The door opened. Danny stood there in his full eight-year-old defiance. ‘Go ahead. I’ll just draw some more.’ A pause. To convey — couldn’t be anything else — pure hatred. ‘And you can take down all my drawings at your stupid restaurant!’ Bang! The door slammed.

Johno was shaken enough that he had to draw in several deep breaths. More when the gesture got repeated — once, twice, a third time. He wanted to grab hold of the door handle or kick the door in, if it wouldn’t make him feel so much the failed parent.

‘When I was younger, Danny, you wouldn’t have recognised your dad. If someone threatened me or just made me feel uncomfortable, you know what I’d do …?’

Waited. The door opening just a crack.

‘What?’

‘I’d hit that person …’

‘Oh yeah? You going to hit me?’

‘I don’t want to …’

‘Yes, you do. I can tell.’

‘No, I don’t. You know why …?’

‘Why?’

‘Because it would say I don’t love you. And if I didn’t, then who would?’

‘Mavis.’

‘That’s right. And she doesn’t hit you, doesn’t even raise her voice, does she?’ No response. ‘And we all like living in a house where we love each other. Right?’

He’d never talked like this in his whole life. Wouldn’t like an audience, that’s for sure. ‘And much as you love Mavis, she’s not family and I am.’

‘I don’t care.’

‘I think you do. Do you know what else …? My dad never hit me. Nor did Gramps.’

‘Not ever?’

‘No,’ Johno said. ‘Not ever.’

‘Not even once when you were really naughty?’

‘Not even then. So I’d have to be the same with my own son, wouldn’t I?’

The door was pulled wide open, rather slowly, and yanked violently shut again. The boy laughed. Johno just stood there in silence.

After several minutes the door opened. ‘If you bring my mother and sister then I’ll stop.’

Johno sighed. ‘Well, I guess we’ll just have a permanently opening and slamming door, won’t we? Because I can’t bring them here, I can only send you to them.’ Held back on saying such a visit wasn’t his preference.

And even with the door slammed again in his face, Johno continued. ‘But you can go stay with them, if that’s what you want.’ Silence.

‘Can I talk to them on the phone?’ Muffled but clear enough.

‘Sure you can.’

‘Can I go and live with them?’

‘If you want to,’ Johno said. ‘It would break my heart. But if that’s what you want …’ Aware his head had lifted and his jaw was set and hurt churned in his gut. A tiny trembling had started in his legs, like fear stirring.

‘I could?’

‘Not what I want. But yes.’

‘Honestly and truly?’

‘Yep.’

Silence.

‘You mean it?’

‘Losing you would be like losing the business, my father, Gramps, all at once,’ said Johno. ‘Except worse.’

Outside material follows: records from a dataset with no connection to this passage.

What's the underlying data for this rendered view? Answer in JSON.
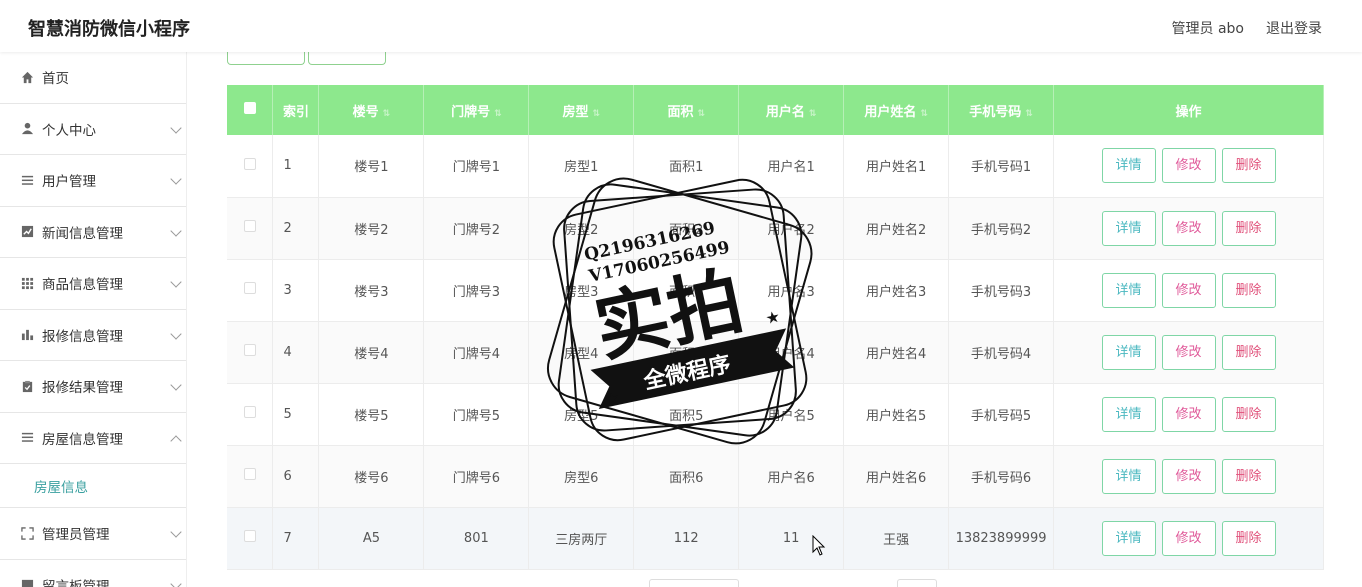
{
  "app": {
    "title": "智慧消防微信小程序",
    "user": "管理员 abo",
    "logout": "退出登录"
  },
  "sidebar": {
    "items": [
      {
        "label": "首页",
        "icon": "home-icon",
        "chevron": false
      },
      {
        "label": "个人中心",
        "icon": "user-icon",
        "chevron": true
      },
      {
        "label": "用户管理",
        "icon": "list-icon",
        "chevron": true
      },
      {
        "label": "新闻信息管理",
        "icon": "chart-line-icon",
        "chevron": true
      },
      {
        "label": "商品信息管理",
        "icon": "grid-icon",
        "chevron": true
      },
      {
        "label": "报修信息管理",
        "icon": "bar-chart-icon",
        "chevron": true
      },
      {
        "label": "报修结果管理",
        "icon": "clipboard-icon",
        "chevron": true
      },
      {
        "label": "房屋信息管理",
        "icon": "list-icon",
        "chevron": true,
        "expanded": true
      }
    ],
    "sub_item": "房屋信息",
    "items_after": [
      {
        "label": "管理员管理",
        "icon": "fullscreen-icon",
        "chevron": true
      },
      {
        "label": "留言板管理",
        "icon": "message-icon",
        "chevron": true
      }
    ]
  },
  "table": {
    "headers": [
      "索引",
      "楼号",
      "门牌号",
      "房型",
      "面积",
      "用户名",
      "用户姓名",
      "手机号码",
      "操作"
    ],
    "rows": [
      {
        "idx": "1",
        "building": "楼号1",
        "door": "门牌号1",
        "type": "房型1",
        "area": "面积1",
        "username": "用户名1",
        "name": "用户姓名1",
        "phone": "手机号码1"
      },
      {
        "idx": "2",
        "building": "楼号2",
        "door": "门牌号2",
        "type": "房型2",
        "area": "面积2",
        "username": "用户名2",
        "name": "用户姓名2",
        "phone": "手机号码2"
      },
      {
        "idx": "3",
        "building": "楼号3",
        "door": "门牌号3",
        "type": "房型3",
        "area": "面积3",
        "username": "用户名3",
        "name": "用户姓名3",
        "phone": "手机号码3"
      },
      {
        "idx": "4",
        "building": "楼号4",
        "door": "门牌号4",
        "type": "房型4",
        "area": "面积4",
        "username": "用户名4",
        "name": "用户姓名4",
        "phone": "手机号码4"
      },
      {
        "idx": "5",
        "building": "楼号5",
        "door": "门牌号5",
        "type": "房型5",
        "area": "面积5",
        "username": "用户名5",
        "name": "用户姓名5",
        "phone": "手机号码5"
      },
      {
        "idx": "6",
        "building": "楼号6",
        "door": "门牌号6",
        "type": "房型6",
        "area": "面积6",
        "username": "用户名6",
        "name": "用户姓名6",
        "phone": "手机号码6"
      },
      {
        "idx": "7",
        "building": "A5",
        "door": "801",
        "type": "三房两厅",
        "area": "112",
        "username": "11",
        "name": "王强",
        "phone": "13823899999"
      }
    ],
    "actions": {
      "detail": "详情",
      "edit": "修改",
      "delete": "删除"
    }
  },
  "watermark": {
    "line1": "Q2196316269",
    "line2": "V17060256499",
    "big": "实拍",
    "banner": "全微程序"
  },
  "colors": {
    "header_green": "#8de88d",
    "accent_teal": "#3aa0a0"
  }
}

‘How worse?’ Was the door opening slightly?

‘So worse I can’t say.’

Now Danny was standing where the door had been, and he was saying, ‘I might not want to go and live with them.’

‘Well, that would make me happy. But you can go and see them.’

‘They might not take me for Sunday pancake breakfast,’ said Danny. ‘And if they wanted to see me, why haven’t they written to ask?’

‘What if they did?’

‘But I can’t have a bath with
girls
.’

‘They wouldn’t mind.’

‘I would. They’d see my diddle.’

‘So what? I see it. You see mine. No big deal.’

‘It is when girls see it. Will you call them?’

‘I’ll call the person who knows how to get in touch. That what you want?’

‘Maybe.’

‘You just let me know.’ Johno ruffled his son’s hair. ‘You must be hungry. Guess what I’ve got in the fridge?’